Time Travel Movie Fest: The Jacket


2005 time travel movie

Rating: 13/20

Plot: A Gulf War and head-wound veteran discovers a very roundabout way to get laid. Obviously, it's based on a Jack London story.

See, that plot synopsis is pretty funny if you've seen the movie. It made me laugh anyway.

There are two people with the initials K.K. in this movie, and one of them is extraordinarily pretty while the other is not. This is the second time travel movie featuring Kris Kristofferson, the pretty one, that I've seen during my popular Time Travel Movie Fest. At this stage in his career, he's the type of actor who doesn't even need lines. He just needs that face, a face with a lifetime of remorse hidden beneath the wrinkles. I just always like seeing Kristofferson's face. Kiera Knightley must have filmed her parts in between Pirate movies. It seems like a different character for her since the movie didn't take place a century and a half ago. Daniel Craig's also got a small role playing a paranoiac who talks about the Organization for the Organized. In a way, I kind of wished that character was more important. Jennifer Jason Leigh is her usual inconspicuous self. Adrien Brody has to carry this thing, and he sometimes is just a little off. There's a range of emotions, probably too many, and some of his dialogue is really goofy. Because of his performance, I kind of figured this was heading for a big Shammalammadingdongian reveal, but apparently his performance was just not very good instead.

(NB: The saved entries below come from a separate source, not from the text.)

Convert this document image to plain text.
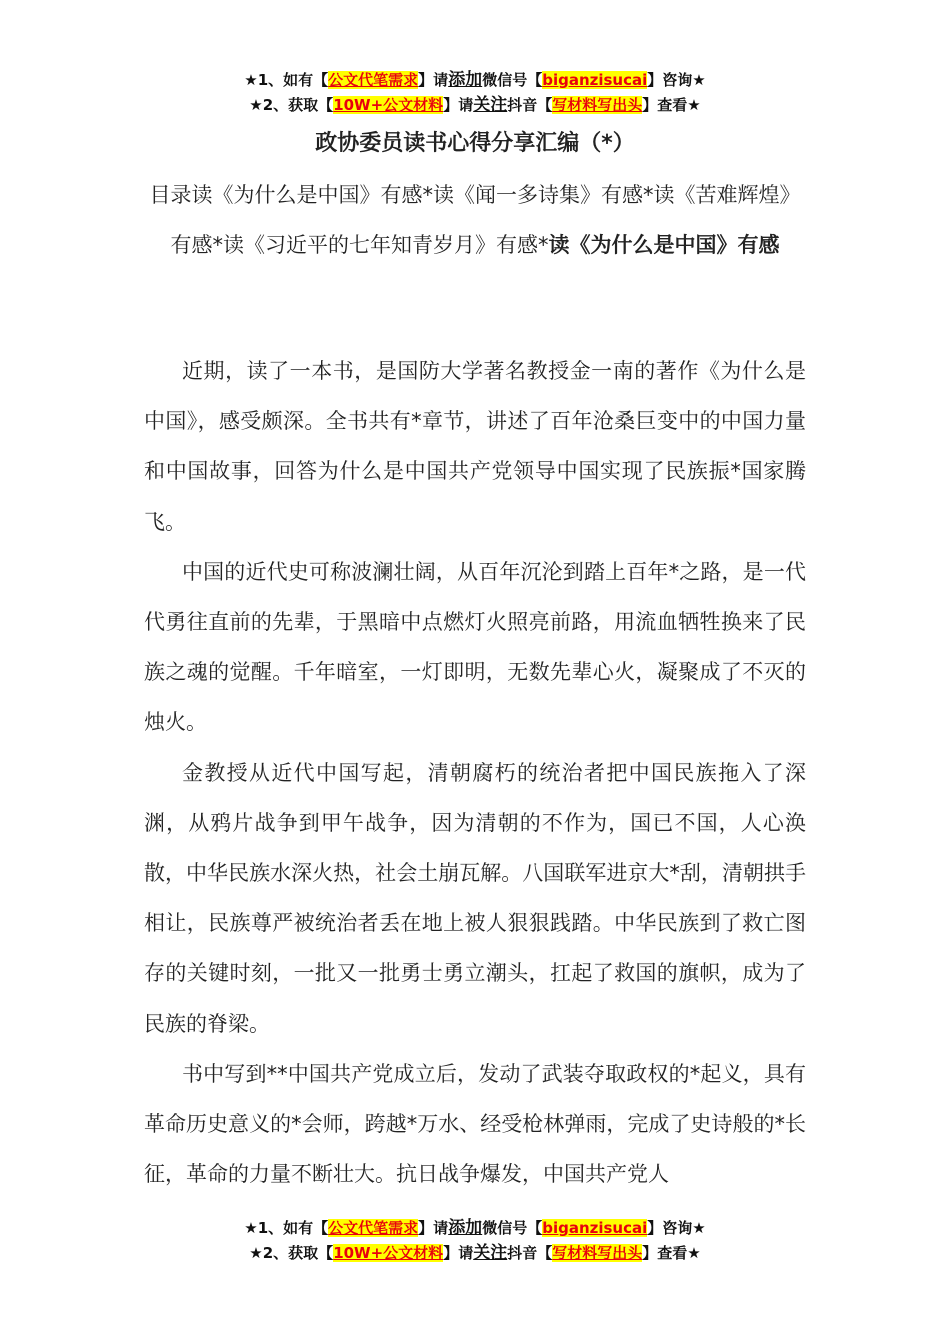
★1、如有【公文代笔需求】请添加微信号【biganzisucai】咨询★
★2、获取【10W+公文材料】请关注抖音【写材料写出头】查看★
政协委员读书心得分享汇编（*）
目录读《为什么是中国》有感*读《闻一多诗集》有感*读《苦难辉煌》有感*读《习近平的七年知青岁月》有感*读《为什么是中国》有感

近期，读了一本书，是国防大学著名教授金一南的著作《为什么是中国》，感受颇深。全书共有*章节，讲述了百年沧桑巨变中的中国力量和中国故事，回答为什么是中国共产党领导中国实现了民族振*国家腾飞。

中国的近代史可称波澜壮阔，从百年沉沦到踏上百年*之路，是一代代勇往直前的先辈，于黑暗中点燃灯火照亮前路，用流血牺牲换来了民族之魂的觉醒。千年暗室，一灯即明，无数先辈心火，凝聚成了不灭的烛火。

金教授从近代中国写起，清朝腐朽的统治者把中国民族拖入了深渊，从鸦片战争到甲午战争，因为清朝的不作为，国已不国，人心涣散，中华民族水深火热，社会土崩瓦解。八国联军进京大*刮，清朝拱手相让，民族尊严被统治者丢在地上被人狠狠践踏。中华民族到了救亡图存的关键时刻，一批又一批勇士勇立潮头，扛起了救国的旗帜，成为了民族的脊梁。

书中写到**中国共产党成立后，发动了武装夺取政权的*起义，具有革命历史意义的*会师，跨越*万水、经受枪林弹雨，完成了史诗般的*长征，革命的力量不断壮大。抗日战争爆发，中国共产党人

★1、如有【公文代笔需求】请添加微信号【biganzisucai】咨询★
★2、获取【10W+公文材料】请关注抖音【写材料写出头】查看★
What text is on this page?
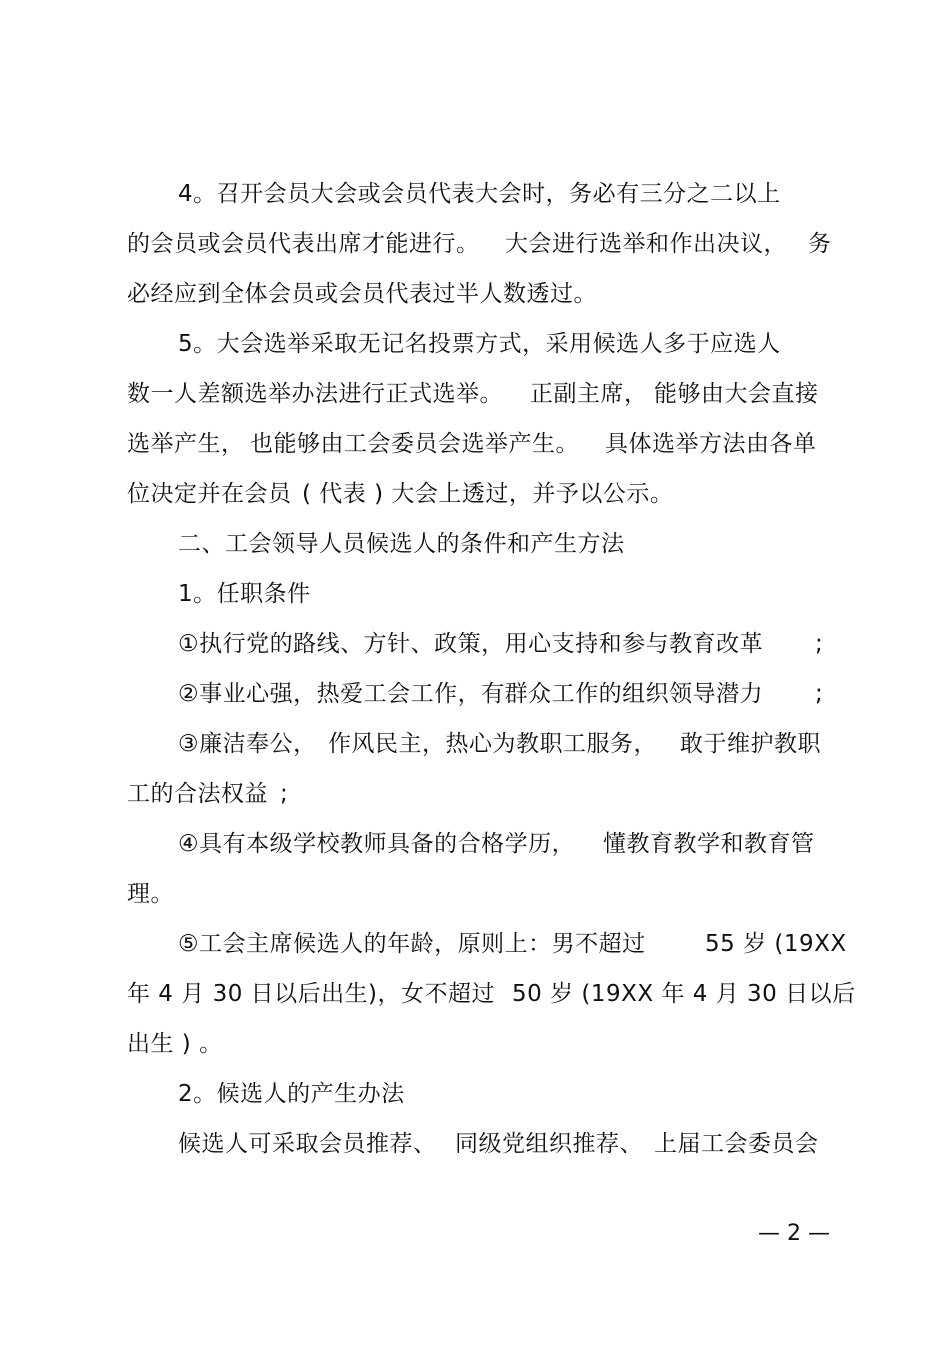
4。召开会员大会或会员代表大会时，务必有三分之二以上
的会员或会员代表出席才能进行。 大会进行选举和作出决议， 务
必经应到全体会员或会员代表过半人数透过。
5。大会选举采取无记名投票方式，采用候选人多于应选人
数一人差额选举办法进行正式选举。 正副主席， 能够由大会直接
选举产生， 也能够由工会委员会选举产生。 具体选举方法由各单
位决定并在会员 ( 代表 ) 大会上透过，并予以公示。
二、工会领导人员候选人的条件和产生方法
1。任职条件
①执行党的路线、方针、政策，用心支持和参与教育改革 ;
②事业心强，热爱工会工作，有群众工作的组织领导潜力 ;
③廉洁奉公， 作风民主，热心为教职工服务， 敢于维护教职
工的合法权益 ;
④具有本级学校教师具备的合格学历， 懂教育教学和教育管
理。
⑤工会主席候选人的年龄，原则上：男不超过	55 岁 (19XX
年 4 月 30 日以后出生 )，女不超过 50 岁 (19XX 年 4 月 30 日以后
出生 ) 。
2。候选人的产生办法
候选人可采取会员推荐、 同级党组织推荐、 上届工会委员会
— 2 —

I liked the story here, and a time travel story where a guy travels into the future, gets information that helps him in the present, and then changes that future is interesting although I'm never sure how it all works. And naturally, there are paradoxes. A feel-good (depending on your interpretation) denouement, one messed up by a "How much time do we have?" line that nearly sinks the entire film, is satisfying for the most part, and it's refreshing to see a character exist as unselfishly as Brody's character does in this. There's never even an attempt to explain why the character can suddenly travel in time unless I just missed it, but if you just go with it, the narrative isn't all that bad. Some weirdo twitchy special effects kind of nauseated me after a while though.

Brian Eno scored this movie and did it about as passively as you'd guess he would. It also had Iggy Pop and somebody named Andy Tubman and the Jane Doe's during the credits.

Here's a picture of Kris Krisofferson without a shirt:


Oh, there's film version of the Jack London story from 1920 called The Star Rover. Kris Kristofferson might be in that one, too. Unfortunately, I'm not sure I can find it, but I'd love to compare the two.